La magie du theatre repose en partie sur le fait que c'est un art de l'instantane. C'est un art du partage. Tout ce que nous creons depuis quelques semaines, c'est dans le but de l'offrir a qui veut bien le recevoir. Ca fait du bien de se le rappeler.

body over brain

As Sam and Genevieve mentioned, we're working with Ker Wells this week.

One of the primary focuses of Ker's workshops has been creating a story sequence with gesture and text. In the first week of work, we came with a story of transformation, revelation, or loss, and translated that story into action so that we finished with a non-verbal embodiment of the story.

In the second week of work we were asked to memorize a short text that stimulates and interests us. The task currently before us is to link the text with last week's gesture sequences to form one 'story'.

I don't know if you've ever done this before, but I can tell you that it's hard. My gesture sequence is very specific, and completely different from my text. Smashing them together is a real mind meld. My brain has a hard time understanding the process of putting together two completely different stories. So I started, as Ker suggested, by just moving my body through my sequence and talking my way through my text at the same time. For my simple mind even this is a challenge. But as I do it connections are made that I never would have imagined, and elements are added to each story that never could have some to life when movement and text lived seperately. It's pretty magical.

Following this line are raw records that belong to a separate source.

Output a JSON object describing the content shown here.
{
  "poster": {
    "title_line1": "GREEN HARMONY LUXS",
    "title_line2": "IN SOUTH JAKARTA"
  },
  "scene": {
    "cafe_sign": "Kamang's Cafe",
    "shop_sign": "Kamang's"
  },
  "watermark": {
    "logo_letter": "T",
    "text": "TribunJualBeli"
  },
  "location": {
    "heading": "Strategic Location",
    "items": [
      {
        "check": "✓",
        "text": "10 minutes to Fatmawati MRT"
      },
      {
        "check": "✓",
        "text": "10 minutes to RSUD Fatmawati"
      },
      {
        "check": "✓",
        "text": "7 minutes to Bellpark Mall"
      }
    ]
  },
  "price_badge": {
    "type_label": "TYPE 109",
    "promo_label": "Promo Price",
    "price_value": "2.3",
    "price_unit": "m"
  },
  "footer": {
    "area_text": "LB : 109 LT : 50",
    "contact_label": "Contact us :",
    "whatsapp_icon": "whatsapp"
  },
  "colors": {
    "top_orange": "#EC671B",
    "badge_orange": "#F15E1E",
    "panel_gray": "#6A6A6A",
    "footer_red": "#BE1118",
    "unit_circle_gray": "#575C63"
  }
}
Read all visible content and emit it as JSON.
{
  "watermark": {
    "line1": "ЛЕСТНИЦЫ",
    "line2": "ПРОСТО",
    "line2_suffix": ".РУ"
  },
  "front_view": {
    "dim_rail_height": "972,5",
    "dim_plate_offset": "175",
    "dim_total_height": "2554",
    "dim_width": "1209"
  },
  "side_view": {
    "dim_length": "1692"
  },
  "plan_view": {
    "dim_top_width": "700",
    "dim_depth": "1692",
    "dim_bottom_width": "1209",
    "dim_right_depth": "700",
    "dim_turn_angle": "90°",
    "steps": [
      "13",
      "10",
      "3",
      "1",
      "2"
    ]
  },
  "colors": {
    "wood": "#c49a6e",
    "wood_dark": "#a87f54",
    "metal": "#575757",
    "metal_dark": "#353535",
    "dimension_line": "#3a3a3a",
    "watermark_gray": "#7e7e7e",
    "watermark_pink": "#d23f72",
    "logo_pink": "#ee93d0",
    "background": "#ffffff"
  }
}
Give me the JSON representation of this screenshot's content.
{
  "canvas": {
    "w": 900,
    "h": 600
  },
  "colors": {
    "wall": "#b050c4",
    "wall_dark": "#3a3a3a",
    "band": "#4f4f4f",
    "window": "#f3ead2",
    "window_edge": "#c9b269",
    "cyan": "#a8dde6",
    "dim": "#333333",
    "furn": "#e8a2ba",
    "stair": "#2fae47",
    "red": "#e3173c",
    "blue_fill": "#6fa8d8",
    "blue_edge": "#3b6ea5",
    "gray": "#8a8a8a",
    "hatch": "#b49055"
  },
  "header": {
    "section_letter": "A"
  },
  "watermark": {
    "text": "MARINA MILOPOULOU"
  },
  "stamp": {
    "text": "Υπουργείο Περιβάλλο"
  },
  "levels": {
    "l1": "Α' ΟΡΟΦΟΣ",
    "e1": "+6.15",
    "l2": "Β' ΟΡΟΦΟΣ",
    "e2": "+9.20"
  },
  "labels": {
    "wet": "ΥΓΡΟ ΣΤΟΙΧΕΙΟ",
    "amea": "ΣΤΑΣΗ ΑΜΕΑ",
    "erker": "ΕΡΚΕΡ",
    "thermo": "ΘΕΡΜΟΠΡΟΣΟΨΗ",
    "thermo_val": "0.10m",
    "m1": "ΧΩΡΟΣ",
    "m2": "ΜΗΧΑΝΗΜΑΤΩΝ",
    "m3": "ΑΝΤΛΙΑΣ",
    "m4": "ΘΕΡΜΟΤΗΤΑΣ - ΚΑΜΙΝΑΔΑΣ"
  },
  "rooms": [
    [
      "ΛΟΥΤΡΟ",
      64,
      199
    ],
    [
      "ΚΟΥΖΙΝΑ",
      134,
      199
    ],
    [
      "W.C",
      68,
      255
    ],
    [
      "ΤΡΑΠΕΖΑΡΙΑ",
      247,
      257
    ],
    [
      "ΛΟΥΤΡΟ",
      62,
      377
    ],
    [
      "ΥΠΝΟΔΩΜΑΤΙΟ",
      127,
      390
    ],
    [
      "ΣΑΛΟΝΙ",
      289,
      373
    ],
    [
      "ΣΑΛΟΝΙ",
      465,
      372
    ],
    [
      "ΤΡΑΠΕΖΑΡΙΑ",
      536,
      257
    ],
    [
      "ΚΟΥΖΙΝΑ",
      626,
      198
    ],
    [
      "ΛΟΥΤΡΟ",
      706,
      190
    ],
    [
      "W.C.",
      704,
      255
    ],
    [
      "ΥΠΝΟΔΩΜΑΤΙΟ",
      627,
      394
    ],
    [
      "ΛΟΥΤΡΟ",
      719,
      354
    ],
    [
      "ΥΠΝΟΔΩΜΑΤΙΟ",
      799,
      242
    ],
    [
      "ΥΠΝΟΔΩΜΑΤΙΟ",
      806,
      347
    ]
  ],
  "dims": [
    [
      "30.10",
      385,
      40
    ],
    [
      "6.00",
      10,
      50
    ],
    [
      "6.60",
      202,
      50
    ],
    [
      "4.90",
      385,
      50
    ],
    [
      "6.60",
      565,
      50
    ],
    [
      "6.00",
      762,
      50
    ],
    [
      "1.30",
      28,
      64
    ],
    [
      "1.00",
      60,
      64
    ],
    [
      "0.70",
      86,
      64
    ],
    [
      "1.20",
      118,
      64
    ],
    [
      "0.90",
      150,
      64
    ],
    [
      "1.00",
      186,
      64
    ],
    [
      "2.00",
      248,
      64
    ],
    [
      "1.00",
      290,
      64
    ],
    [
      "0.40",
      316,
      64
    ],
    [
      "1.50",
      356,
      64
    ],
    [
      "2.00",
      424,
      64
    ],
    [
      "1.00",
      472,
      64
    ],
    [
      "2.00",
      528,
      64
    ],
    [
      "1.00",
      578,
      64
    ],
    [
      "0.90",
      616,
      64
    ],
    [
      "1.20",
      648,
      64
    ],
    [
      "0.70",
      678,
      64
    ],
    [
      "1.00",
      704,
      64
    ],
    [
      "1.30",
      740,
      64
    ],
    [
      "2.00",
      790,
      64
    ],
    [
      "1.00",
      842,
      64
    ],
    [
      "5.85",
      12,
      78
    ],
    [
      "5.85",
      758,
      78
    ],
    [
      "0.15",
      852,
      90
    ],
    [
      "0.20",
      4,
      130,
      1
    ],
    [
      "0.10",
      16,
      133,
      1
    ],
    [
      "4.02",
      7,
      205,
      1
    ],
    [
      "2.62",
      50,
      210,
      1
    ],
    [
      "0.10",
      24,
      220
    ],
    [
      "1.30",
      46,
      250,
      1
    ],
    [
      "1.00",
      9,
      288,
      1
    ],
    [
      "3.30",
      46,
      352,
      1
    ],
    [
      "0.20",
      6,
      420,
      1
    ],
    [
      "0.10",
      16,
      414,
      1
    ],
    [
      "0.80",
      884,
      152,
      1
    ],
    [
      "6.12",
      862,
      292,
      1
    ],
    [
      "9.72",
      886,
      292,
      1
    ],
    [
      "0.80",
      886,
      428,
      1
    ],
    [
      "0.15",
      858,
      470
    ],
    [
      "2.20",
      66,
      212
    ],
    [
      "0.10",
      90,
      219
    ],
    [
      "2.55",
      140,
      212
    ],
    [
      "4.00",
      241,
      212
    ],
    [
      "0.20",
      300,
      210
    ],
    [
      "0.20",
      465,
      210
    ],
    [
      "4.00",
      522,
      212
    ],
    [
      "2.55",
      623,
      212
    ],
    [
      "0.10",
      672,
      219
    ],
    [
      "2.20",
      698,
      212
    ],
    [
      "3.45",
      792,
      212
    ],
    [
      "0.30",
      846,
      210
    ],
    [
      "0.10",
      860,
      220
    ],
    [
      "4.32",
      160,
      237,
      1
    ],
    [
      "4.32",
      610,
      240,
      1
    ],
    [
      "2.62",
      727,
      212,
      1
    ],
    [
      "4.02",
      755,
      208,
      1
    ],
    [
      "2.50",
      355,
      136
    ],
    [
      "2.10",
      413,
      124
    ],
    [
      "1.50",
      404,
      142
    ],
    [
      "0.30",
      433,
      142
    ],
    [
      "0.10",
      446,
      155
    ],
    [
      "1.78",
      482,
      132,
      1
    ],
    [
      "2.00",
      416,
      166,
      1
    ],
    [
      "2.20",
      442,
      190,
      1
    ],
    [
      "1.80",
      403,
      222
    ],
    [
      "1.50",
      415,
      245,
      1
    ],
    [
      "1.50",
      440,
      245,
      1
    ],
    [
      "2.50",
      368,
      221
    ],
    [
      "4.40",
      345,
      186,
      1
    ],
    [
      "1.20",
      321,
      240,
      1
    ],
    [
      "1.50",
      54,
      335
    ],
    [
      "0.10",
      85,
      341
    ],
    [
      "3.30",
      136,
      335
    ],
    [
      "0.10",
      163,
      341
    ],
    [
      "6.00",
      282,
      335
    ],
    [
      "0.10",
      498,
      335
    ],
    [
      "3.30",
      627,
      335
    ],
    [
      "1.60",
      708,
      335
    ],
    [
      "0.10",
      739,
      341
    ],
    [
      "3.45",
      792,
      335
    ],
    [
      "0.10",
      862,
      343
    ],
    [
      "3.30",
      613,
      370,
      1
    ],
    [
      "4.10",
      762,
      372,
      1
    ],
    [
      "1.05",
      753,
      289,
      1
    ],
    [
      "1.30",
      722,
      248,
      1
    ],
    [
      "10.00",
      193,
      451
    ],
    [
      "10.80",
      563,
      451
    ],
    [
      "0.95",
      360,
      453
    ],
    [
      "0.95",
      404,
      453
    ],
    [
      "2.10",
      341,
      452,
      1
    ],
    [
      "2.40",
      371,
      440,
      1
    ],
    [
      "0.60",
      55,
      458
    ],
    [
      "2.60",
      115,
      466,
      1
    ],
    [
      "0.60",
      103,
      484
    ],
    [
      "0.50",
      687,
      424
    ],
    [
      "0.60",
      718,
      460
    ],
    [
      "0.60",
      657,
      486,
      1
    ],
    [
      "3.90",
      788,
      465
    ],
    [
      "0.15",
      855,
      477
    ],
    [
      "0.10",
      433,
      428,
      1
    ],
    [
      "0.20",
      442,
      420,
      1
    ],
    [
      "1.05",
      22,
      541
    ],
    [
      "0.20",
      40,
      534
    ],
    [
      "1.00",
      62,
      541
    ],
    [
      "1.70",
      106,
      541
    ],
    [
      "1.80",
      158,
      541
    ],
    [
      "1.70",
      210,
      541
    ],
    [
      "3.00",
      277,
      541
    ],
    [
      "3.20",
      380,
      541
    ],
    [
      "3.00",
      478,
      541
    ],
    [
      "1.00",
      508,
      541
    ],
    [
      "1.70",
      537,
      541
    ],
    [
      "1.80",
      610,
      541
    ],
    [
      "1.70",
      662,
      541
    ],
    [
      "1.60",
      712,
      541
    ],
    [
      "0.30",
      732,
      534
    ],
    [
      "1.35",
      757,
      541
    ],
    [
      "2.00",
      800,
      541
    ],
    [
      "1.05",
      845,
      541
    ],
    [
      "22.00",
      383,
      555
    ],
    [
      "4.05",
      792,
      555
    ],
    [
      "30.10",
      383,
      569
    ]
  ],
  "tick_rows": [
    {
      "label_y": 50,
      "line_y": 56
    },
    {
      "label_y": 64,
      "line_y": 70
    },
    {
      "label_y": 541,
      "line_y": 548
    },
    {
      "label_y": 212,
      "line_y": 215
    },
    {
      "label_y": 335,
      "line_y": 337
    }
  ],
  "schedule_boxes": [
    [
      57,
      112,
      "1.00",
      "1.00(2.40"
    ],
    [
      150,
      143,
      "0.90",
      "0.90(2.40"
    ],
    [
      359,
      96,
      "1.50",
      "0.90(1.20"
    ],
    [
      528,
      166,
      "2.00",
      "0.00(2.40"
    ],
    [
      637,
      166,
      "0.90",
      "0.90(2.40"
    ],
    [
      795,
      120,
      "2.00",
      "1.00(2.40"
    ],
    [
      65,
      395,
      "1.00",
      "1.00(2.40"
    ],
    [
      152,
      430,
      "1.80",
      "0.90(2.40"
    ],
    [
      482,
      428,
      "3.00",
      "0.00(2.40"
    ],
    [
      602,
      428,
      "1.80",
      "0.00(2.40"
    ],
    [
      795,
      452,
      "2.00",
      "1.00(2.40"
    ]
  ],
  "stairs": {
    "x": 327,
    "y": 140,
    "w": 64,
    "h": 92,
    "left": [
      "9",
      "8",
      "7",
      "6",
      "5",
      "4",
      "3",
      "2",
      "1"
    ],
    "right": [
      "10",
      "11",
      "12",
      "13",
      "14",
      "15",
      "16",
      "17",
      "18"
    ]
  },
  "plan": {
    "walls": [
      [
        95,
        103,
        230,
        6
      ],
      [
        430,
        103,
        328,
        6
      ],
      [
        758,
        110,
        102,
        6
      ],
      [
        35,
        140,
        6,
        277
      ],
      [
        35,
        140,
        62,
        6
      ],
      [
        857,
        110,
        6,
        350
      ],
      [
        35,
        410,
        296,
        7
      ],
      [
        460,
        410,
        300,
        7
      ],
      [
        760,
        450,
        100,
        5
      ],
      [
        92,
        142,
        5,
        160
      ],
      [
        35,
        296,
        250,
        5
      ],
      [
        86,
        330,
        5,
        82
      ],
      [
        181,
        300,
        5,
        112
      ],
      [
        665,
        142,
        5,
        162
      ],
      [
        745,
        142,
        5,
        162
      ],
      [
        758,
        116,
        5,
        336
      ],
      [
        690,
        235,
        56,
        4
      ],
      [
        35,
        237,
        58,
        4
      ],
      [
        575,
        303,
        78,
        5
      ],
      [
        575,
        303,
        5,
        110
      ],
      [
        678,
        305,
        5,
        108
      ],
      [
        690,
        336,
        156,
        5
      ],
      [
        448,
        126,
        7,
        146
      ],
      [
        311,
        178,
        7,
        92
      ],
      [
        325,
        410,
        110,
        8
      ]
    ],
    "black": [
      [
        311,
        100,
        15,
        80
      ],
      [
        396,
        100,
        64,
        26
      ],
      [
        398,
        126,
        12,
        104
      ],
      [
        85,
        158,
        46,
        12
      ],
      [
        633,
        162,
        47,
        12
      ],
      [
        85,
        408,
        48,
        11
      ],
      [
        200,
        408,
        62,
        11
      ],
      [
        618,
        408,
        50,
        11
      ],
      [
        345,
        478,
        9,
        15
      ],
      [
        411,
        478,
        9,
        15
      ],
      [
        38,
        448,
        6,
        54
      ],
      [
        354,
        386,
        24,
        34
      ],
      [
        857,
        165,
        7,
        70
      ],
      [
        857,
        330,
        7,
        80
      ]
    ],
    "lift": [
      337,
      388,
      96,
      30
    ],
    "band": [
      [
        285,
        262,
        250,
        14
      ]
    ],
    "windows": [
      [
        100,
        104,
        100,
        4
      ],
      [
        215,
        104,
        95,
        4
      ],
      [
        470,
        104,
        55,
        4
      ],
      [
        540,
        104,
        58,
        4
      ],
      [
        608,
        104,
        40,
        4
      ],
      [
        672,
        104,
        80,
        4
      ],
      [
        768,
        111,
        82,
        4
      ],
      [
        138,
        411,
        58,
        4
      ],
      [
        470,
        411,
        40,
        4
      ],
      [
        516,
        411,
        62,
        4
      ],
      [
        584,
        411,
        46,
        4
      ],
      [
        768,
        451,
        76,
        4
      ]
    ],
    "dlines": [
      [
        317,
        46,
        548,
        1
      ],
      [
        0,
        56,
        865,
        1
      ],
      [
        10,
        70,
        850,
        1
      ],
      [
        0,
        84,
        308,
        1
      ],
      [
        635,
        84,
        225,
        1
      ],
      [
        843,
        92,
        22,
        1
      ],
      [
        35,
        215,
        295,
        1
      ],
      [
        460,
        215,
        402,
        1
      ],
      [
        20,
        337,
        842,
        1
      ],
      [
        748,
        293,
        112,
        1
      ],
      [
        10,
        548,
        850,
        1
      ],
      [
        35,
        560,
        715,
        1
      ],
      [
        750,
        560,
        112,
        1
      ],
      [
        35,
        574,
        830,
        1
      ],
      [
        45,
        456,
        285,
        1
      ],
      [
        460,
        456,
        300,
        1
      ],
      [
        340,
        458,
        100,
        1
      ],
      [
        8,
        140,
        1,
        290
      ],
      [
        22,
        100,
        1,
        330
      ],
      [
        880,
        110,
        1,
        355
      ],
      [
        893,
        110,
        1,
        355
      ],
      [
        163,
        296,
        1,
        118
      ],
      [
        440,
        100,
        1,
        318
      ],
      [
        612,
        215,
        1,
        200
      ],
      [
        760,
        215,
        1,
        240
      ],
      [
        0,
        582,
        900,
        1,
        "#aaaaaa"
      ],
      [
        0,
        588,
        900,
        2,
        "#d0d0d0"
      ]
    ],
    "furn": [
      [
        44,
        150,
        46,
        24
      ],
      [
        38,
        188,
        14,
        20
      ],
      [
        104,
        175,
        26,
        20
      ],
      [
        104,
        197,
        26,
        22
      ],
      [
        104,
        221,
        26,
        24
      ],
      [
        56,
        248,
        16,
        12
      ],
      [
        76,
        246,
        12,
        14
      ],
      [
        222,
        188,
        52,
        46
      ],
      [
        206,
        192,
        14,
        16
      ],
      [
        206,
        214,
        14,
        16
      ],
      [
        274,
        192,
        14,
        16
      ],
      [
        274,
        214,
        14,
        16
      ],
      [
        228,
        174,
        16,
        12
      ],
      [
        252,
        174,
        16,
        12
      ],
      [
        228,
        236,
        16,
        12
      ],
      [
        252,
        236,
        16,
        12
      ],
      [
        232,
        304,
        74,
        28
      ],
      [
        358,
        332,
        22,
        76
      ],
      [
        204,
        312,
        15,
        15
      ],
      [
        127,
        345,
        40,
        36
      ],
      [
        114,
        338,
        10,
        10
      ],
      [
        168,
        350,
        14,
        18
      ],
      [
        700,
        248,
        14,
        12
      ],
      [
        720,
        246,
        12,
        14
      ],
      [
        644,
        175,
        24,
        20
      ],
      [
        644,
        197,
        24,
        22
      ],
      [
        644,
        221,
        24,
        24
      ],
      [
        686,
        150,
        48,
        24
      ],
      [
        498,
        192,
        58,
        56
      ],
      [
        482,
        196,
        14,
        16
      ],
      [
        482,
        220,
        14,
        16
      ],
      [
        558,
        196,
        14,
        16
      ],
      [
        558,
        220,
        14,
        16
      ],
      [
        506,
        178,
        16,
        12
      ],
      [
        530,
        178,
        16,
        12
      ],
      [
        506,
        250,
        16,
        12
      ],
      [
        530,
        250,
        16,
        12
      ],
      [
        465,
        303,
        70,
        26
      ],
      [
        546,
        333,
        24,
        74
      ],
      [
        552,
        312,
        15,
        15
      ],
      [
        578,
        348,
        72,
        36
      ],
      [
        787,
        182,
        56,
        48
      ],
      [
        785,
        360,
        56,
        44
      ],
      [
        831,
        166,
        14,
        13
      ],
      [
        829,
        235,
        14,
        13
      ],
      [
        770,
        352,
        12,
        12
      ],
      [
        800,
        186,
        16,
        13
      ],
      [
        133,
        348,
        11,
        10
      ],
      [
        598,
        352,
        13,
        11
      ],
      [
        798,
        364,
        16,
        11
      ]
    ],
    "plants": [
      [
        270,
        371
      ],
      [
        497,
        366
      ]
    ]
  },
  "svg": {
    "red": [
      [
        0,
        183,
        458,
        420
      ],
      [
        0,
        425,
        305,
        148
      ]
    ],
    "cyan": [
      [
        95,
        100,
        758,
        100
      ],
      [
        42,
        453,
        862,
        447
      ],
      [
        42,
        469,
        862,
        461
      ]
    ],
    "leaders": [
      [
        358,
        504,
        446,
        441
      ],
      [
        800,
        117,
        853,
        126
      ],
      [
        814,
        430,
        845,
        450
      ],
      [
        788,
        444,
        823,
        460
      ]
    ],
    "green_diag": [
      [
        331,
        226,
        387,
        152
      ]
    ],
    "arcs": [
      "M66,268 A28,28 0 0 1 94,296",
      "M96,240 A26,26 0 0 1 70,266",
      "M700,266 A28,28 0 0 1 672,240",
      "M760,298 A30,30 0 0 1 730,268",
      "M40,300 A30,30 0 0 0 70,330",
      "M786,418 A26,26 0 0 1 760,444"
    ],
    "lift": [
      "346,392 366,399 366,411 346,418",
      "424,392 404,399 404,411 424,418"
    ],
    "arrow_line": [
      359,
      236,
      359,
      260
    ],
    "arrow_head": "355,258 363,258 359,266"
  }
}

Today we worked on our own, and then watched as a group while Ker and Sam worked through Sam's sequence. Ker offered so much guidance and support in working this way, I want to relay some of my chicken scratch notes:

The action and the story should make each other clearer, not fight each other

The action informs the story

"We should almost never feel like you're controlling it. It really is just emerging in your hands"

The action helps you figure out how to tell the story

My favourite:

"This kind of work allows your body to challenge the brain for the role of primary driver"

It was pretty amazing to watch Sam work through matching his sequence and his text. When it was great, it really did feel like the body was telling him what to say, like he was getting the text from his actions. I'm not sure how often, if ever, I have experienced that through line with as much clarity.